"He who is lord of Malacca has his hand on the throat of Venice."--Barbarosa, Portuguese adventurer.
Thus began the wondrous journey of Malacca into historical fame and prominence. Its fortunes and misfortunes were destined by geography or, more precisely, by water.
The city entered the pages of written history in the 1390s with the founding of a Malay Empire by Parameswara, a fugitive Sumatran prince. He could not have chosen a better place to set up his kingdom for Malacca sits on the pulse of divine waters flowing between two important oceans--the Indian Ocean and the South China Sea. The first sultan shrewdly crafted a lucrative enterprise on the needs of passing traders and Malacca became “the richest seaport with the greatest number of merchants and abundance of shipping that can be found in the world, as a Portuguese seaman then witnessed.

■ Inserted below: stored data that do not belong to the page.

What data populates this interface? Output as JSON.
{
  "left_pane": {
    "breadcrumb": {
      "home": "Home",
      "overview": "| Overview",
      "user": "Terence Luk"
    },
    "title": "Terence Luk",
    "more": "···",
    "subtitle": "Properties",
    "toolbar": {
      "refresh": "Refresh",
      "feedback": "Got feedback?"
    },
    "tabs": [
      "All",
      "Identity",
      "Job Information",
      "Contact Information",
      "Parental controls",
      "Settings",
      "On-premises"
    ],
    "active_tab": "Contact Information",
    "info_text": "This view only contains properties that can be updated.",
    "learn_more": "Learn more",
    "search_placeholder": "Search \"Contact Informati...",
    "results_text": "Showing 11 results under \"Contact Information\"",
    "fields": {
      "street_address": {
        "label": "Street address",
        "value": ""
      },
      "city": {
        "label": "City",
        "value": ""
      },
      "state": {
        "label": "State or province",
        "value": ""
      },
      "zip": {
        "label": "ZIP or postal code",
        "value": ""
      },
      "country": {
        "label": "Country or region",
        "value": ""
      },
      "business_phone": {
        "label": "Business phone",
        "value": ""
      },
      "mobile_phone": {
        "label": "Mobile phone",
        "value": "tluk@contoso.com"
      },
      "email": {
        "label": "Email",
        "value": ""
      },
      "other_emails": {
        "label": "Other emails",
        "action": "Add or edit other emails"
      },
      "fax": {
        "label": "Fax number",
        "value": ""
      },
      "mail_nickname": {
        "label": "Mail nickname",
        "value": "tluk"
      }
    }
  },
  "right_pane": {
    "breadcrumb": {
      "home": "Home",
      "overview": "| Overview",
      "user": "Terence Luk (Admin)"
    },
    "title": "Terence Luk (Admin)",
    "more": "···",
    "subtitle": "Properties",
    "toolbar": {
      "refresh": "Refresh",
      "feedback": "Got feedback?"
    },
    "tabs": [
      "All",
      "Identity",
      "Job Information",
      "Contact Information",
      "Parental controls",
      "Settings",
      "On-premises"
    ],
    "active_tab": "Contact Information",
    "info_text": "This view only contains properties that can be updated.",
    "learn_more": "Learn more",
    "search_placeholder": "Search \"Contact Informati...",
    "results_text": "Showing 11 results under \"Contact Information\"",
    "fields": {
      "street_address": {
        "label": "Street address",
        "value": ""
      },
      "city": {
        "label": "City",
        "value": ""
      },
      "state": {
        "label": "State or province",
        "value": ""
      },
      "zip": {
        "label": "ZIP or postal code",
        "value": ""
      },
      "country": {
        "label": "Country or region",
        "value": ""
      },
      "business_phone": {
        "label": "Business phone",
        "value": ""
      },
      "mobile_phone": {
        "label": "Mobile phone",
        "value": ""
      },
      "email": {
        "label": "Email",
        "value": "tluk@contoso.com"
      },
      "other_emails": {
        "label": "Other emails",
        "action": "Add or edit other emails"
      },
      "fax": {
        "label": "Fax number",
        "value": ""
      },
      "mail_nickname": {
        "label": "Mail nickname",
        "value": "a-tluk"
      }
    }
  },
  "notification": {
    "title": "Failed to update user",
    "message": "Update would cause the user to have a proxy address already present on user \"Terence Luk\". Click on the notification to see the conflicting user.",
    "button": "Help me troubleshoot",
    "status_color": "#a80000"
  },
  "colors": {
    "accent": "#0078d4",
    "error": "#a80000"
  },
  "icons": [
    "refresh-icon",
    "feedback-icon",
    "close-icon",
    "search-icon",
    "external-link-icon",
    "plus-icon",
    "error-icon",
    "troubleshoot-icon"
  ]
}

It was the golden age of Malay culture. A time when the courtly elite carried golden jewel-studded krisses, a weapon which has come to symbolise Malay royalty, and monarchical deeds and glories were meticulously compiled by court-appointed scribes into a series of chronicles, now known as Sejarah Melayu or the Malay Chronicles and considered a classic in Malay literature. A source of considerable pride and nostalgia in modern Malay minds, the illustrious epoch relives in an impressive array of exhibits and replicas to be found at Malacca’s Sultanate Palace, the Museum of History, and Museum of Literature.

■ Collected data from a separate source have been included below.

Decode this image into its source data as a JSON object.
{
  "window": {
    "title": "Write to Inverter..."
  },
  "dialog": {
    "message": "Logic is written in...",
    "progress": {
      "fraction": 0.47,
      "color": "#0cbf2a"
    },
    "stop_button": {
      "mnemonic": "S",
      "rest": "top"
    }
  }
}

A three-jewelled eunuch had much to do with the good fortunes of the pioneer sultanate in Malaysia. In 1405, Admiral Cheng Ho, the legendary Ming Dynasty envoy, sailed into Malacca's harbour in great style and grandeur with a crew of 37,000 in 317 ships, a display of power and prestige unheard of then. A tributary relationship soon developed and Parameswara was recognised as the king of Malacca by the “Son of Heaven. For the next 100 years, the Sultanate continued to prosper as a Ming Protectorate, greasing the wheels of maritime trading.
Malacca was Admiral Cheng’s logistical headquarters for a total of seven expeditions between 1405 and 1433, when he navigated his navy to such distant and exotic places as Ceylon, the Maldives, Mecca and Zanzibar. He was later deified by overseas Chinese, and the Sam Poh Kong Temple was dedicated to his memory. In the Cheng Hoon Teng Temple, an inscription in stone commemorates his visit to the Chinese cemetery on Bukit Cina, where Ming-era Chinese tombs, withered nameless by rain and time, still stand in fortuitous numbers, being among the oldest and rarest Chinese relics in the country.